# Fs ebjd



## moneysink (Apr 25, 2010)

I have a 5 inch Blue jack Dempsey that I bought off of Sample a week or so ago, he is healthy and awesome looking but my bigger Blue Jack is making his life hell and im worried that I will come home from work and find him dead soo..$60 (the price I paid) takes him.

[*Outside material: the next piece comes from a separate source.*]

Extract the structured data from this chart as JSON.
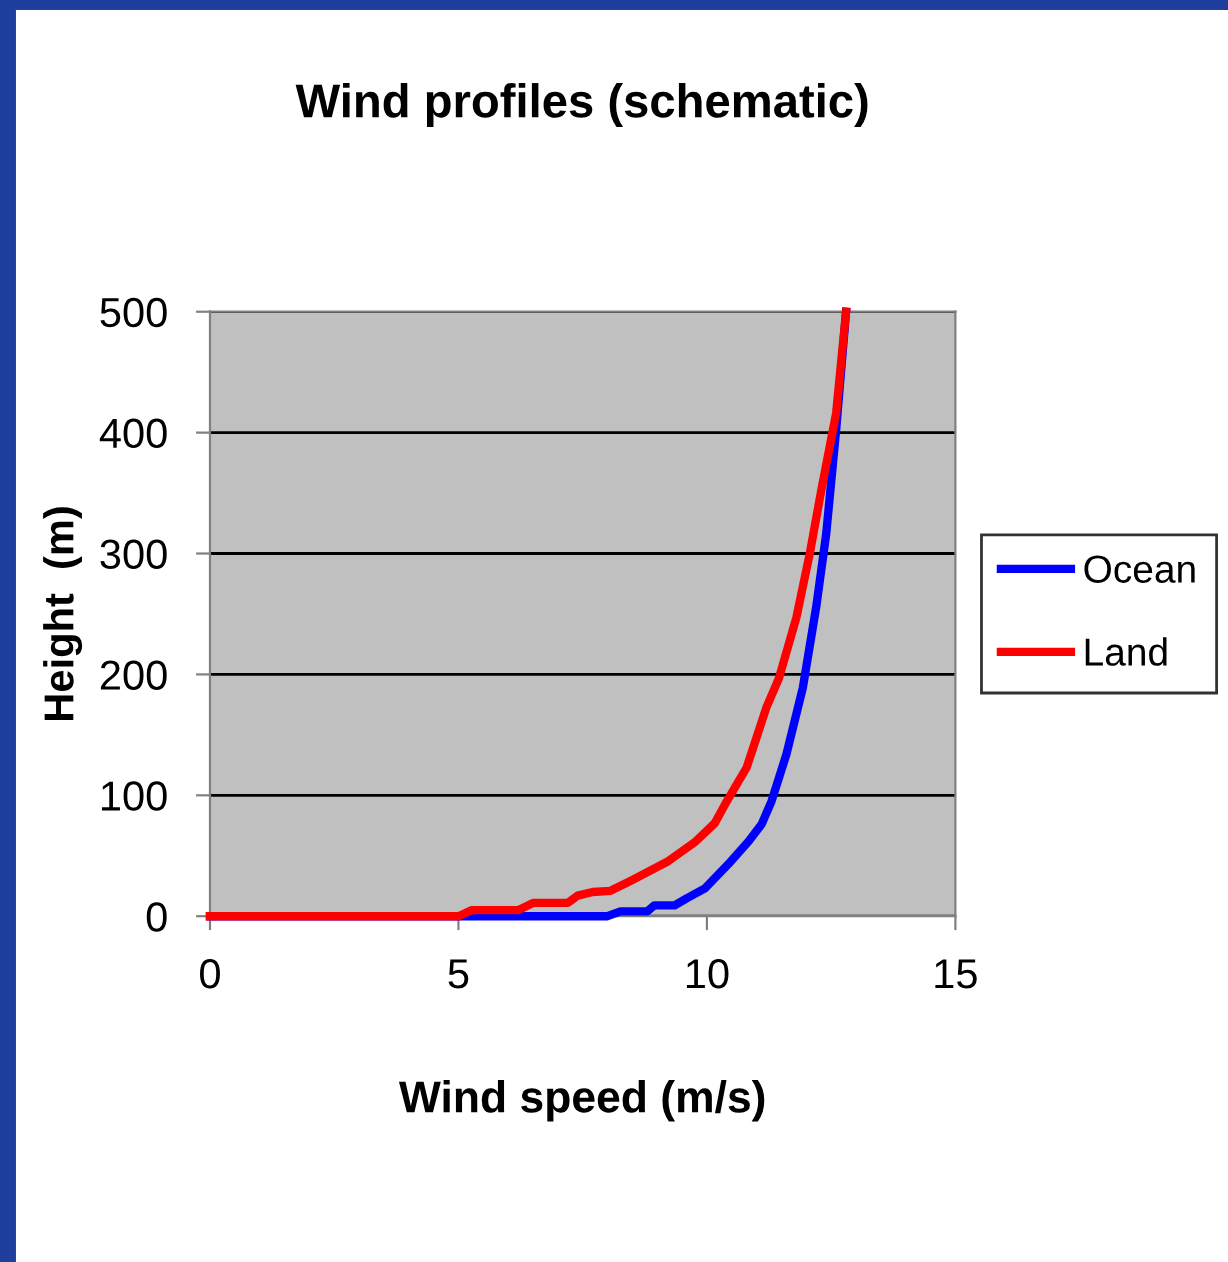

just finished feeding so the water is a little messy,
and as I was taking the photo big blue came out of right field and chased away little blue.








thanks.


----------



## 2wheelsx2 (Apr 21, 2010)

Wow, nice. Is the big guy my old one?


----------



## chiefwonton (Sep 19, 2010)

haha its the one i sold to sample xD ive had this guy since he was under one inch


----------



## moneysink (Apr 25, 2010)

2wheelsx2 said:


> Wow, nice. Is the big guy my old one?


 yup he is 8.5 inches and fat lol


----------



## chiefwonton (Sep 19, 2010)

yeah i have a feeling he's gonna grow into a stunner, free bump for an awesome fish!


----------



## moneysink (Apr 25, 2010)

ya he is a very nice fish, I always heard that you can keep multiple EBJD together, but both of these guys act alot more like regular jacks, two males= warfare


----------



## moneysink (Apr 25, 2010)

I just want to make sure he goes to a proper home and dosnt end up in a Mbuna tank or something dumb.


----------



## 2wheelsx2 (Apr 21, 2010)

moneysink said:


> yup he is 8.5 inches and fat lol


Awesome. Glad you got him, as he looks great!


----------



## jay_leask (Apr 22, 2010)

moneysink said:


> I have a 5 inch Blue jack Dempsey that I bought off of Sample a week or so ago, he is healthy and awesome looking but my bigger Blue Jack is making his life hell and im worried that I will come home from work and find him dead soo..$60 (the price I paid) takes him.
> 
> 
> 
> ...


whats the fish under the big guy?


----------



## moneysink (Apr 25, 2010)

thats an O.B. peacock we named J.P. (Jackson Pollock).


----------



## moneysink (Apr 25, 2010)




----------



## Tychevelle (Dec 17, 2010)

The fish under lil blue is that a aquidens diadema? I had 3 of them only got one left now. Interested in selling him?

Ty


----------



## moneysink (Apr 25, 2010)

Yes it is, but no at this point the only one I am selling is the smaller blue jack dempsey.
lol so far I have had questions and offers on every fish BUT the EBJD.


----------



## moneysink (Apr 25, 2010)

If I do decide to sell him though, you will be first in line.


----------



## Tychevelle (Dec 17, 2010)

Lol ok no worries and thanks for keeping me in mind. I'd love to get the ebjd off ya but I already got a like guy (3.5") and maxed out for room


----------



## bigslik (Feb 12, 2011)

if you still have him give me a call steve 778 395 3958


----------



## bigslik (Feb 12, 2011)

If anybody knows him, can some one get a hold of this guy so I can talk to him?

thanks


----------



## bigslik (Feb 12, 2011)

very interested PM sent

thanks


----------



## moneysink (Apr 25, 2010)

Blue guy on hold..


----------



## moneysink (Apr 25, 2010)

sold to a good home.


----------



## bigslik (Feb 12, 2011)

Great fish

colored up really fast 

thanks


----------